While jaundice affects most newborns to some degree, certain babies are more likely to develop levels high enough to need treatment:

  • Blood type mismatch. If a mother’s blood type differs from her baby’s, the baby may have received antibodies through the placenta that cause red blood cells to break down faster than normal, flooding the system with bilirubin.
  • Bruising during delivery. Babies who are bruised during birth break down more red blood cells in the bruised tissue, which increases bilirubin production.
  • Premature birth. Babies born before 38 weeks have less mature livers and are at higher risk for levels that need intervention.
  • Family history. If a parent or sibling needed treatment for jaundice as a newborn, the baby’s risk is higher.
  • Certain enzyme deficiencies and infections. Conditions that cause red blood cells to break down more quickly, or sepsis, increase the risk of dangerously high levels.

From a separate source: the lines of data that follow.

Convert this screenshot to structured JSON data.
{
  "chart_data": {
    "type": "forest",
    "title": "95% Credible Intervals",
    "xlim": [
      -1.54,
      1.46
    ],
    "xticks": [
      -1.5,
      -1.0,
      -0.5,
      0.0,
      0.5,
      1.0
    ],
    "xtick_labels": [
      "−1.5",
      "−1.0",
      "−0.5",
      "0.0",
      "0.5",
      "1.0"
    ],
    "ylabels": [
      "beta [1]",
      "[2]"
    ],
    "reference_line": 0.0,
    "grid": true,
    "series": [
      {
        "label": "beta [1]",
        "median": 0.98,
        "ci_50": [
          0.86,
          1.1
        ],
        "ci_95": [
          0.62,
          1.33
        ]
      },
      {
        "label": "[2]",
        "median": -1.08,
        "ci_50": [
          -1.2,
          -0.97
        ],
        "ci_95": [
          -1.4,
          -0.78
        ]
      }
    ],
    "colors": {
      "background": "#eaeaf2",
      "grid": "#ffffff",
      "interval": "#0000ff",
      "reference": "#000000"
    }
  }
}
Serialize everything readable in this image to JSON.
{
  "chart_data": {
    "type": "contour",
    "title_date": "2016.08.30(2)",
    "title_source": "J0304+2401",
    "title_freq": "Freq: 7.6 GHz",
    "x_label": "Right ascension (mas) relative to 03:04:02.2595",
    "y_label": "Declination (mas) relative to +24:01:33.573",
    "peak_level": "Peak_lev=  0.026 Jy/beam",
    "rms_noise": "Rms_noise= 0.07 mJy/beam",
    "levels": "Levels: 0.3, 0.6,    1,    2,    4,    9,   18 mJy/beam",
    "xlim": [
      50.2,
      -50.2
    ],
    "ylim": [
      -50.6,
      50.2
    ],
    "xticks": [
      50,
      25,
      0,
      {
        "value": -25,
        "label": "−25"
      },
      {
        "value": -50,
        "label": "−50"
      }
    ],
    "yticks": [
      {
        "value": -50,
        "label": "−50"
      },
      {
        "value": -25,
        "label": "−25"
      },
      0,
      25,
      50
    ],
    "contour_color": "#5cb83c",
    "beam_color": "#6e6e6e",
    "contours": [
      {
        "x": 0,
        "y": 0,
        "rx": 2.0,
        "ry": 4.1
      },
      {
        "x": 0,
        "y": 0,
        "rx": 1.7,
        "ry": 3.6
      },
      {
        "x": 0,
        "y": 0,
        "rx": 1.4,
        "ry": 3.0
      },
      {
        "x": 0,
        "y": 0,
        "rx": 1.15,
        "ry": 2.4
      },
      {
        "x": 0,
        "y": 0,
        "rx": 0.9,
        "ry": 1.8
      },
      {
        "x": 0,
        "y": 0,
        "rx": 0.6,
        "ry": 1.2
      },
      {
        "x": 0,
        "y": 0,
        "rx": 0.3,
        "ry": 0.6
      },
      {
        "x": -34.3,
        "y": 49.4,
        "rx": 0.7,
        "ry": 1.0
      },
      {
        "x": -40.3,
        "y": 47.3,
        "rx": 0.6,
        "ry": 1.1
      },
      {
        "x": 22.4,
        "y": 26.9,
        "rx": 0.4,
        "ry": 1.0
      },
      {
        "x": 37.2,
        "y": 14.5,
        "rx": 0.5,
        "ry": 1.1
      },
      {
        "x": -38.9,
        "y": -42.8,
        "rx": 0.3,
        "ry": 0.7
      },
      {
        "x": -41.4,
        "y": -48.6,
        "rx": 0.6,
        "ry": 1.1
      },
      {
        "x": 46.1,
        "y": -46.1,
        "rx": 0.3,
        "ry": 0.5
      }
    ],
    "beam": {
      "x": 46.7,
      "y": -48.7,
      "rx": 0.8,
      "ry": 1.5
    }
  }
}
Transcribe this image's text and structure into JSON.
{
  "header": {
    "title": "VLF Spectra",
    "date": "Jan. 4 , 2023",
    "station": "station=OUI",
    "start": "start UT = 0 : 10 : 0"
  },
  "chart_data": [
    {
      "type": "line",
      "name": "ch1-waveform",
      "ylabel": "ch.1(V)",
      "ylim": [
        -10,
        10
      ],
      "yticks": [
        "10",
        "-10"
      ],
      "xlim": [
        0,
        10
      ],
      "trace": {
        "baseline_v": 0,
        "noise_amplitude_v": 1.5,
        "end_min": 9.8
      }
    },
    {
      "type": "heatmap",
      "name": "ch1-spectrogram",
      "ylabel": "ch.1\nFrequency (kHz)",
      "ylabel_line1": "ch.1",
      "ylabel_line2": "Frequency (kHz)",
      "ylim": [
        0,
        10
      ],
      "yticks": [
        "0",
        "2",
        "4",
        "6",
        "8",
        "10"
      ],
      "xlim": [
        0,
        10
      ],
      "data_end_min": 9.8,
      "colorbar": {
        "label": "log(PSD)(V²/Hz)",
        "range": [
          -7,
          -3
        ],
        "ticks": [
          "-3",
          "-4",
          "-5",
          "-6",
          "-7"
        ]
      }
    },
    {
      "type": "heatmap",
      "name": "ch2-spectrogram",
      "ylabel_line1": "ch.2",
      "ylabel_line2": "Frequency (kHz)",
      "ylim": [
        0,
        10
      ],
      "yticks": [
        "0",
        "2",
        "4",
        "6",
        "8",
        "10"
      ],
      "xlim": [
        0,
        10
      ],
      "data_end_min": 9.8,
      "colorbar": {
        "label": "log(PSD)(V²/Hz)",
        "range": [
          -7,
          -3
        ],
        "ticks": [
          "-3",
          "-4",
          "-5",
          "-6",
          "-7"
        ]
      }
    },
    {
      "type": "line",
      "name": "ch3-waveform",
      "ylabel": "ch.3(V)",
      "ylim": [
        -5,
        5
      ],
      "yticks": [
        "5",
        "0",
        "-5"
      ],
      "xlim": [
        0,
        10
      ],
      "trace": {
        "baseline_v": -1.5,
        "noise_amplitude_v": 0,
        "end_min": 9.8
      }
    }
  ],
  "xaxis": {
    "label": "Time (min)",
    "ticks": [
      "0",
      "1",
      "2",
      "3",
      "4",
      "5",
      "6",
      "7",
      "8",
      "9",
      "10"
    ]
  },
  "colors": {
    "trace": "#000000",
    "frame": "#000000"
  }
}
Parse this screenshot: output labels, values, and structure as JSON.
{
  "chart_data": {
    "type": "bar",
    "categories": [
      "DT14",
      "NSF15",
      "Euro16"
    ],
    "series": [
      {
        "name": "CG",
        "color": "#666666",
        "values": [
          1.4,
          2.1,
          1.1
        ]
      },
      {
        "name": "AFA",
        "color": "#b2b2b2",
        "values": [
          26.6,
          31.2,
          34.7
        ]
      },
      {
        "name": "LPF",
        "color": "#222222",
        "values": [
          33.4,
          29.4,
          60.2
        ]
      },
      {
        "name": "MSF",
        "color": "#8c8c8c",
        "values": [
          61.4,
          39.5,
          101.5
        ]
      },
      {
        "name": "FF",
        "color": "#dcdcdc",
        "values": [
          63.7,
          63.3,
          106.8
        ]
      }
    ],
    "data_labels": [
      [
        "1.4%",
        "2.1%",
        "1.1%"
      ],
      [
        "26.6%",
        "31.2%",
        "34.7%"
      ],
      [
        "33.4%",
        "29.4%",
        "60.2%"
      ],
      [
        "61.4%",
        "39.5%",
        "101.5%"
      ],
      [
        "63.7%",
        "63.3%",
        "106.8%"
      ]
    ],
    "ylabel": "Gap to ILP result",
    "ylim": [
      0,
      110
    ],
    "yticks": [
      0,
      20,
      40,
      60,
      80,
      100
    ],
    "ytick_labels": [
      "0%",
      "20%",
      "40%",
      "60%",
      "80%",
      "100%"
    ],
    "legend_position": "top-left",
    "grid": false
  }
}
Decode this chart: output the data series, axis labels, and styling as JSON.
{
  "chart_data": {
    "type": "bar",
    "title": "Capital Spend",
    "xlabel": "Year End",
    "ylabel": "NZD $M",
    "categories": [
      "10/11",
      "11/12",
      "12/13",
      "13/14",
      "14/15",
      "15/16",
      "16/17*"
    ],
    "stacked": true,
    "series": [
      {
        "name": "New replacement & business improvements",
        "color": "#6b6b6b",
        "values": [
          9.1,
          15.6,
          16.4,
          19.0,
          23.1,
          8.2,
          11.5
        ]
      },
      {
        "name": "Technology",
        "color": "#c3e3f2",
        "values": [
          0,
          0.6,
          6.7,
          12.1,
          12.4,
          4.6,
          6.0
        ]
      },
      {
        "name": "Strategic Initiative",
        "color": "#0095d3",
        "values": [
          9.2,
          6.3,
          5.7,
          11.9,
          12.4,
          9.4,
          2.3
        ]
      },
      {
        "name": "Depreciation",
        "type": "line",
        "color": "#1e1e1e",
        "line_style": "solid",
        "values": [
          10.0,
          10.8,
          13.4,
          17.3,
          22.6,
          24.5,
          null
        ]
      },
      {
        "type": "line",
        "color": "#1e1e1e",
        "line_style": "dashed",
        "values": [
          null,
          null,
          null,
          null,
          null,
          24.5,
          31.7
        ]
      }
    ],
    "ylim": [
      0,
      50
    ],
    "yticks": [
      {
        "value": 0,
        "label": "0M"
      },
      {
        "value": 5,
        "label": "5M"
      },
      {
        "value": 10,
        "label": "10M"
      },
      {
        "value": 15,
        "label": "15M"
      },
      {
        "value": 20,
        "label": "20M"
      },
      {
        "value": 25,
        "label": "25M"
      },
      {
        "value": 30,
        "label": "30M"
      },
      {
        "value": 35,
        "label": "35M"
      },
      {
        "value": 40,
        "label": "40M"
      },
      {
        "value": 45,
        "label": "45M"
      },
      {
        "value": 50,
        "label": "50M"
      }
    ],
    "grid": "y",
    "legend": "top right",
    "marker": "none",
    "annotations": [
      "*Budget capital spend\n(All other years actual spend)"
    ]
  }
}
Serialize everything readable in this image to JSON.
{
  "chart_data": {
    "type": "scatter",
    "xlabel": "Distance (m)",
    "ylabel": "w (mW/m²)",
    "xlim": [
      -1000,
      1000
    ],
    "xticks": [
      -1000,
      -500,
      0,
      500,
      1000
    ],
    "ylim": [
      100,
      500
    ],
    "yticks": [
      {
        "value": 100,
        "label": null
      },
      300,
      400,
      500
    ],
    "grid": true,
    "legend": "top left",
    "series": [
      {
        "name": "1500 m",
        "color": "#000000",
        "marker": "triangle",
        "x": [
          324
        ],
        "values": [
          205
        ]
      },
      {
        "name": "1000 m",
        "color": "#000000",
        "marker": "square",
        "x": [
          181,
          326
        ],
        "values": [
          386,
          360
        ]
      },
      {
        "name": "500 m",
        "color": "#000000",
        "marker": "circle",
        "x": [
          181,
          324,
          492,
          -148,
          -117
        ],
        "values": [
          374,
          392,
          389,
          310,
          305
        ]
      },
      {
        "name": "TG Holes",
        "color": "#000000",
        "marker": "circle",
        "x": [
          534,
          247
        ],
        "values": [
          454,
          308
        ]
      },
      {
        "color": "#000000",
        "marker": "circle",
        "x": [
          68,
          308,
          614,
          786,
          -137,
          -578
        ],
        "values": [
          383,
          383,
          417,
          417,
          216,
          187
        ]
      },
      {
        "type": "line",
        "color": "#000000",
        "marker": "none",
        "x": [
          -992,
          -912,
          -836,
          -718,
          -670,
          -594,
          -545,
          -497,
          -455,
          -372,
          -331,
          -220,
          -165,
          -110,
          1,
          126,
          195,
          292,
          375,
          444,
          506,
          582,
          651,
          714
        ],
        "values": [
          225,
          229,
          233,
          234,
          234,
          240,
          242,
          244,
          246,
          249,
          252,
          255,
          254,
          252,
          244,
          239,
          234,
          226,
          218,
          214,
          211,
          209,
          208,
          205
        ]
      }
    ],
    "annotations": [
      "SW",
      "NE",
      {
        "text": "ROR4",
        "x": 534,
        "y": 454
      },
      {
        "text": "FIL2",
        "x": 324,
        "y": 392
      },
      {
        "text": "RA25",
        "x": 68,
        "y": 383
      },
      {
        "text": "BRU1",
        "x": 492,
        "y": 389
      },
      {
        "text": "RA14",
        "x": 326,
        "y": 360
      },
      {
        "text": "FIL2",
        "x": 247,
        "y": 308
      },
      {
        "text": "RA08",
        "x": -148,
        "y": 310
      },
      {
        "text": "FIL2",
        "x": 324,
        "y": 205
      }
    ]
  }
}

Ethnicity and genetic variants also play a role. Nutrition and feeding patterns in those early days further influence how quickly bilirubin clears.

The Breastfeeding Connection

Two distinct types of jaundice are linked to breastfeeding, and they’re often confused with each other.

The first, sometimes called breastfeeding jaundice, shows up in the first week of life when milk supply is still being established and the baby isn’t getting enough volume. Low intake means fewer bowel movements, and bilirubin that would normally leave through stool gets reabsorbed back into the bloodstream. The fix is straightforward: more frequent feedings. Breastfeeding should continue, and increasing the number of feeds helps move bilirubin out.

The second type, breast milk jaundice, is different. It appears in the second week of life or later and can persist for several weeks. The exact cause isn’t fully understood, but something in the mother’s milk appears to slow the liver’s ability to process bilirubin. Despite its longer duration, it’s rarely dangerous. Phototherapy is used if levels climb high enough. In rare cases, doctors may suggest briefly supplementing with formula or interrupting breastfeeding for 12 to 48 hours to confirm the diagnosis, but most babies continue breastfeeding without interruption.

How Jaundice Is Treated

Most jaundice needs no treatment at all. For the minority of babies whose bilirubin climbs above treatment thresholds, phototherapy is the standard approach. The baby is placed under special blue lights (or on a light-emitting blanket) that change the structure of bilirubin in the skin, making it easier for the body to eliminate. Phototherapy is painless, and babies typically stay under the lights for one to two days, with periodic blood tests to track levels.

The treatment threshold isn’t a single number. It varies based on how many hours old the baby is, whether they were born early, and whether any additional risk factors are present. A bilirubin level that’s completely safe at 72 hours of age might warrant treatment at 24 hours. This is why hospitals track the baby’s age in hours, not just days.

In very rare and severe cases where phototherapy isn’t enough, a blood exchange transfusion can rapidly lower bilirubin levels. This is uncommon in countries with routine newborn screening.

When Jaundice Becomes Dangerous

The reason hospitals monitor jaundice closely isn’t because of the jaundice itself. It’s because extremely high bilirubin can cross into the brain and cause permanent damage, a condition called kernicterus. This is rare, but it progresses in recognizable stages.

Early signs include extreme sleepiness, poor feeding, weak sucking, and the baby not startling in response to loud sounds. If untreated, this progresses to irritability, a high-pitched cry, and increasingly stiff muscles. In the late stage, the baby may arch their back, stop feeding entirely, and have seizures. Once brain damage from kernicterus occurs, it is irreversible. Long-term consequences include hearing loss, cerebral palsy, and problems with cognitive development.

Kernicterus is almost entirely preventable with timely screening and treatment. The babies most at risk are those discharged from the hospital before bilirubin levels have peaked (which, remember, happens around day five or six) and those whose rising levels go unrecognized. If your baby looks increasingly yellow, is difficult to wake for feedings, or seems unusually floppy or stiff, those are reasons for an urgent bilirubin check.